0
votes

I have 12 excel files, each one with lots of data organized in 2 fields (columns): id and text.

Each excel file uses a diferent language for the text field: spanish, italian, french, english, german, arabic, japanese, rusian, korean, chinese, japanese and portuguese.

The id field is a combination of letters and numbers.

I need to import every excel into a different MySQL table, so one table per language.

I'm trying to do it the following way: - Save the excel as a CSV file - Import that CSV in phpMyAdmin

The problem is that I'm getting all sorts of problems and I can't get to import them properly, probably because of codification issues.

For example, with the Arabic one, I set everything to UTF-8 (the database table field and the CSV file), but when I do the import, I get weird characters instead of the normal arabic ones (if I manually copy them, they show fine).

Other problems I'm getting are that some texts have commas, and since the CSV file uses also commas to separate fields, in texts that are imported are truncated whenever there's a comma.

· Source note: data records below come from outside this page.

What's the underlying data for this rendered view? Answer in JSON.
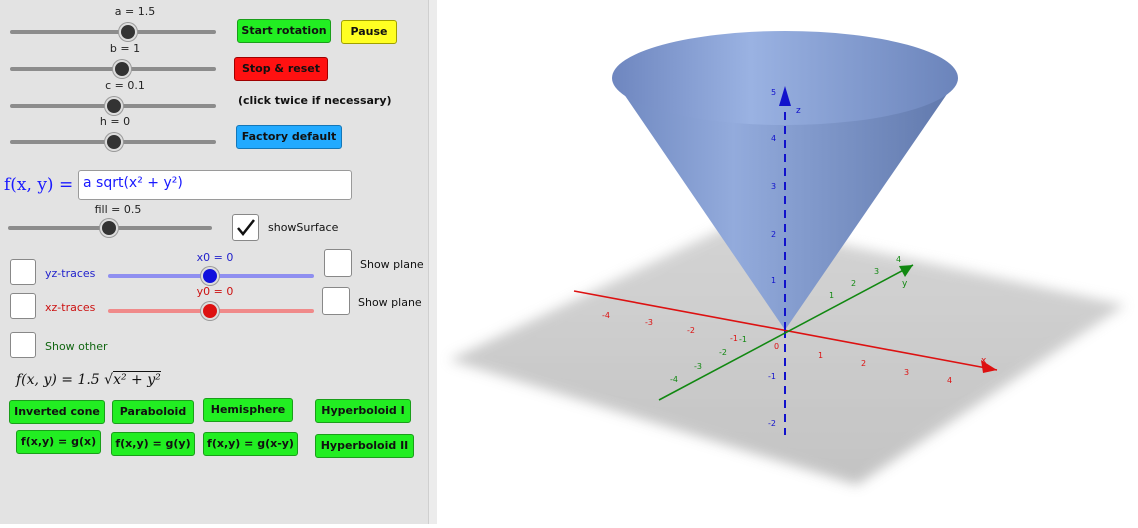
{
  "sliders": {
    "a_label": "a = 1.5",
    "b_label": "b = 1",
    "c_label": "c = 0.1",
    "h_label": "h = 0",
    "fill_label": "fill = 0.5",
    "x0_label": "x0 = 0",
    "y0_label": "y0 = 0",
    "a": 1.5,
    "b": 1,
    "c": 0.1,
    "h": 0,
    "fill": 0.5,
    "x0": 0,
    "y0": 0
  },
  "buttons": {
    "start_rotation": "Start rotation",
    "pause": "Pause",
    "stop_reset": "Stop & reset",
    "click_twice_note": "(click twice if necessary)",
    "factory_default": "Factory default"
  },
  "function_input": {
    "label": "f(x, y) =",
    "value": "a sqrt(x² + y²)"
  },
  "checkboxes": {
    "show_surface": "showSurface",
    "show_surface_checked": true,
    "yz_traces": "yz-traces",
    "xz_traces": "xz-traces",
    "show_plane_1": "Show plane",
    "show_plane_2": "Show plane",
    "show_other": "Show other"
  },
  "formula": {
    "lhs": "f(x, y) = 1.5",
    "radicand": "x² + y²"
  },
  "presets": {
    "inverted_cone": "Inverted cone",
    "paraboloid": "Paraboloid",
    "hemisphere": "Hemisphere",
    "hyperboloid_1": "Hyperboloid I",
    "fgx": "f(x,y) = g(x)",
    "fgy": "f(x,y) = g(y)",
    "fgxy": "f(x,y) = g(x-y)",
    "hyperboloid_2": "Hyperboloid II"
  },
  "axes": {
    "x_label": "x",
    "y_label": "y",
    "z_label": "z",
    "x_ticks": [
      "-4",
      "-3",
      "-2",
      "-1",
      "1",
      "2",
      "3",
      "4"
    ],
    "y_ticks": [
      "-4",
      "-3",
      "-2",
      "-1",
      "1",
      "2",
      "3",
      "4"
    ],
    "z_ticks": [
      "5",
      "4",
      "3",
      "2",
      "1",
      "-1",
      "-2"
    ],
    "origin_label": "0",
    "colors": {
      "x": "#dd1111",
      "y": "#118811",
      "z": "#1111cc",
      "surface": "#7f97c9"
    }
  }
}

Other problems are that, when saving as CSV, the characters get messed up (like the chinese one), and I can't find an option to tell excel what encoding I want to use in the CSV file.

Is there any "protocol" or "rule" that I can follow to make sure that I do it the right way? Something that works for each different language? I'm trying to pay attention to the character encoding, but even with that I still get weird stuff.

Maybe I should try a different method instead of CSV files?

Any advice would be much appreciated.

2

2 Answers

3
votes

OK, how do I solved all my issues? FORGET ABOUT EXCEL!!!

I uploaded the excels to Googledocs spreadsheets, downloaded them as CSV, and all the characters were perfect.

Then I just imported into their corresponding fields of the tables, using a "utf_general_ci" collation, and now everything is uploaded perfectly in the database.

0
votes

One standard thing to do in a CSV is to enclose fields containing commas with double quotes. So

ABC, johnny cant't come out, can he?, newfield

becomes

ABC, "johnny cant't come out, can he?", newfield

I believe Excel does this if you choose to save as file type CSV. A problem you'll have is that CSV is ANSI-only. I think you need to use the "Unicode Text" save-as option and live with the tab delimiters or convert them to commas. The Unicode text option also quotes comma-containing values. (checked using Excel 2007)

EDIT: Add specific directions

In Excel 2007 (the specifics may be different for other versions of Excel)

Choose "Save As"

In the "Save as type:" field, select "Unicode Text"

save dialog screenshot

You'll get a Unicode file. UCS-2 Little Endian, specifically.